Den Freitagmorgen verbrachte ich größtenteils damit, dass ich in ein paar von den Büchern las, die ich mir am Mittwoch aus der Bibliothek mitgenommen hatte. Vor allem in dem Buch über den Kalten Krieg las ich ziemlich viel. Mein Slawistik Studium drehte sich vor allem um die historischen Aspekte, in welchen ich mich besonders auf die Geschichte der Neuzeit bezog. Aber auch die kulturellen Dinge interessierten mich, ebenso wie die Politik und die Sprachen. Wobei ich mich damit, mit Polnisch, Russisch, Tschechisch, Slowenisch und all den anderen Sprachen zu beschäftigen, nicht immer besonders leicht tat.

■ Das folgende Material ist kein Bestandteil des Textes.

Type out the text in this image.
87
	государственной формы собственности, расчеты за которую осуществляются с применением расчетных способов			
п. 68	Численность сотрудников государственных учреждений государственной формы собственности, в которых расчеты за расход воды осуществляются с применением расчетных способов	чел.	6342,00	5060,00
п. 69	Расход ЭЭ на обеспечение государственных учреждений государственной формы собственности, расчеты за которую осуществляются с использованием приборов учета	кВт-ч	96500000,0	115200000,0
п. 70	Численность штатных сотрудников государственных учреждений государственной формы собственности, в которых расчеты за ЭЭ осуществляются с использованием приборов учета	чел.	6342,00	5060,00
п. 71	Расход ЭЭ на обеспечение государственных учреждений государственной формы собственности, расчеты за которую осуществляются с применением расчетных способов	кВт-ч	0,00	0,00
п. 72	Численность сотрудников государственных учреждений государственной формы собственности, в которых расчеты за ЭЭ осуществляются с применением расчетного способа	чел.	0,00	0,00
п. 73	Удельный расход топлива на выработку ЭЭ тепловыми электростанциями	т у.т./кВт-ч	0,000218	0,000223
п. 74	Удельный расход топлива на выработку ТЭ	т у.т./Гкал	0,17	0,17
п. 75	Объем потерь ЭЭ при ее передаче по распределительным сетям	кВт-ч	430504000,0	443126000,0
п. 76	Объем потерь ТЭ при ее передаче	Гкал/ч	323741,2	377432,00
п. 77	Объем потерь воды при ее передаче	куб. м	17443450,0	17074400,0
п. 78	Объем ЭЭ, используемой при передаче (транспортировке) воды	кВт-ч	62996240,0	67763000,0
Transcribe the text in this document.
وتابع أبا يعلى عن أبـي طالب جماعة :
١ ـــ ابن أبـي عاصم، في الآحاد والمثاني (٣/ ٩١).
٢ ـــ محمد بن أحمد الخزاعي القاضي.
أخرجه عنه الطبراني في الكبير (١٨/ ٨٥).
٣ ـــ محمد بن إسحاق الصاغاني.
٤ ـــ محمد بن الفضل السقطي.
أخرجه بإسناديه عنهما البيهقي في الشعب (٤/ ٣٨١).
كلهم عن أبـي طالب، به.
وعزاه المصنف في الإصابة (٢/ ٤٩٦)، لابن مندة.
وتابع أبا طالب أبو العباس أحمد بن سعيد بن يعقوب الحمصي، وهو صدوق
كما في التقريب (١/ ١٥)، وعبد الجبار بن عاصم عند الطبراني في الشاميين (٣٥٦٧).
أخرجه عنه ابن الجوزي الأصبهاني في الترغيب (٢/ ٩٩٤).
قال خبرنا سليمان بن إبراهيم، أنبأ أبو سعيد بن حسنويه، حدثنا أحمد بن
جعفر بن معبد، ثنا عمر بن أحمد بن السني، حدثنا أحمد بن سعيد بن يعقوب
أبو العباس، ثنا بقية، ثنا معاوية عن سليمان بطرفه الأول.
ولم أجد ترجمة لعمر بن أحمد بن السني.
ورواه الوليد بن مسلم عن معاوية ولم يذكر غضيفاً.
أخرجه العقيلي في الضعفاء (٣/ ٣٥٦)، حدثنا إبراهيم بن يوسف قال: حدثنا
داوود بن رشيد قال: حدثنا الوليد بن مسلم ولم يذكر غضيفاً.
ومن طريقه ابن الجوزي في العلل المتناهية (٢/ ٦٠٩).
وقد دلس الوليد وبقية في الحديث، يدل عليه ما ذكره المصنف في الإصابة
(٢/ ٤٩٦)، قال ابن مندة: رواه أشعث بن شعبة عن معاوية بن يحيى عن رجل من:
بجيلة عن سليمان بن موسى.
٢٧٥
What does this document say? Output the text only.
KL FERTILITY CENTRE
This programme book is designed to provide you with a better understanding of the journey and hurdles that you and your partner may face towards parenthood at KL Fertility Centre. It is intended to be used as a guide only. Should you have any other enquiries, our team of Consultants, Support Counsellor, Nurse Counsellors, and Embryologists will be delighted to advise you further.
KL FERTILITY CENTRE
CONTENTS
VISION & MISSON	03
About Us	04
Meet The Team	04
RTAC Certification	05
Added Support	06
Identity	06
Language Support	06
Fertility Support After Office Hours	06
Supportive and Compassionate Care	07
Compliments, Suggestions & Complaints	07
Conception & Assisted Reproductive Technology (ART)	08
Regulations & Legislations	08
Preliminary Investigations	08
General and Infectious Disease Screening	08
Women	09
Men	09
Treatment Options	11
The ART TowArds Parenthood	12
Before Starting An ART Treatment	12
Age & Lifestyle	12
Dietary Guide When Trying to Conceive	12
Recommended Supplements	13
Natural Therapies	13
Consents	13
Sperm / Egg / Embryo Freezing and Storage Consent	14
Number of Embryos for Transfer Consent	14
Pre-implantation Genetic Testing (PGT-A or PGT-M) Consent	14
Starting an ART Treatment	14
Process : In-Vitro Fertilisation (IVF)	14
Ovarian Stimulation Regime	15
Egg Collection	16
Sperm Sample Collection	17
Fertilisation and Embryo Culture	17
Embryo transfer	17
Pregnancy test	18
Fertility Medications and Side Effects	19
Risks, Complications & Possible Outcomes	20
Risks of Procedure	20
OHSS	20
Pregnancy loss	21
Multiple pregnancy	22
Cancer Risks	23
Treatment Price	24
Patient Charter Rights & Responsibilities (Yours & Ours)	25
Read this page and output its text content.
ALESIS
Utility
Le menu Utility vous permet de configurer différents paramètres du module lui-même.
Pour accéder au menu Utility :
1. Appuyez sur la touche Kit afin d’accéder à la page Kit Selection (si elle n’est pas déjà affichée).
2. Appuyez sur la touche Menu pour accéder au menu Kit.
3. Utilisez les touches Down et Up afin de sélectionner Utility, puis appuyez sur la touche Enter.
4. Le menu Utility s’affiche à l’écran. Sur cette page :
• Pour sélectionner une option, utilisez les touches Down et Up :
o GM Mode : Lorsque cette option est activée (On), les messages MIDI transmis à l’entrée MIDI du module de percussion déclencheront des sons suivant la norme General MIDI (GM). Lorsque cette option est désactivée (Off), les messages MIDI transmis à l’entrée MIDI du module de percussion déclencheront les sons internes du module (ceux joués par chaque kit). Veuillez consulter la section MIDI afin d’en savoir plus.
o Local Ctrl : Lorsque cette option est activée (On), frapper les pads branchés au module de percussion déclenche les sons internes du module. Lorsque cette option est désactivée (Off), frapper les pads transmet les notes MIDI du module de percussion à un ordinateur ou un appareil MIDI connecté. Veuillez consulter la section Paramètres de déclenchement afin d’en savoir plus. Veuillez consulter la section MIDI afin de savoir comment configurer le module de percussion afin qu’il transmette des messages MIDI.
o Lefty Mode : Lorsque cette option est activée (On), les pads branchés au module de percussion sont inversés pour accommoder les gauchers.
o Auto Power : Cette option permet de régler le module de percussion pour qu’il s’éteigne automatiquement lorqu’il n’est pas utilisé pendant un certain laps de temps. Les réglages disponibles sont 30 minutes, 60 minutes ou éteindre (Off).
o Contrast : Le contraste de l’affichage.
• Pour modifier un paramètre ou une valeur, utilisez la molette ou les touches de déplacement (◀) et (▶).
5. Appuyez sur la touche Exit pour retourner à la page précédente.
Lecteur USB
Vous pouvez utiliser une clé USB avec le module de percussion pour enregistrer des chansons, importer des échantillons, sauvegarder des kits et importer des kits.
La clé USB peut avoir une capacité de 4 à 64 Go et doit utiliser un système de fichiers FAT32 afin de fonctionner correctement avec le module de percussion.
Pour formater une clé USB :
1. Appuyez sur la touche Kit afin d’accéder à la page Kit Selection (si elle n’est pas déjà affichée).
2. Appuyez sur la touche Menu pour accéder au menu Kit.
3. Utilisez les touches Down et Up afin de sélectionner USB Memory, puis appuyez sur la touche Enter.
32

Trotzdem saß ich von zehn bis dreizehn Uhr ununterbrochen mit dem Buch in der Hand auf meinem Bett, notierte mir nebenbei alle wichtigen Fakten in meinem Notizbuch. Erst am frühen Nachmittag, als ich Hunger bekam, sah ich das erste Mal seitdem ich aufgewacht war wieder auf mein Handy. Masha hatte mir geschrieben. Sofort wurde mir wärmer und ich spürte eine gewisse Nervosität und vor allem in meinem Oberkörper kribbelte es irgendwie. Dabei hatte ich eigentlich keinen Grund, bei einer bloßen Nachricht von ihr nervös zu werden. Ich öffnete den Chat, in dem wir seit Mittwochabend eher wenig geschrieben hatten.

»Hey«
»Wollen wir uns dann so um 16 Uhr treffen?«
-12:28 Uhr

Verdammt. Ich hatte in der Zeit, in der sie mir geschrieben hatte, vor meinem Buch gehangen und die interessanten Informationen aus diesem nur so in mich hineingefressen. Ich wollte ausnahmsweise nicht daran denken, was Masha nun meinen könnte, warum ich ihre Nachricht erst jetzt gelesen hatte, erst jetzt antwortete.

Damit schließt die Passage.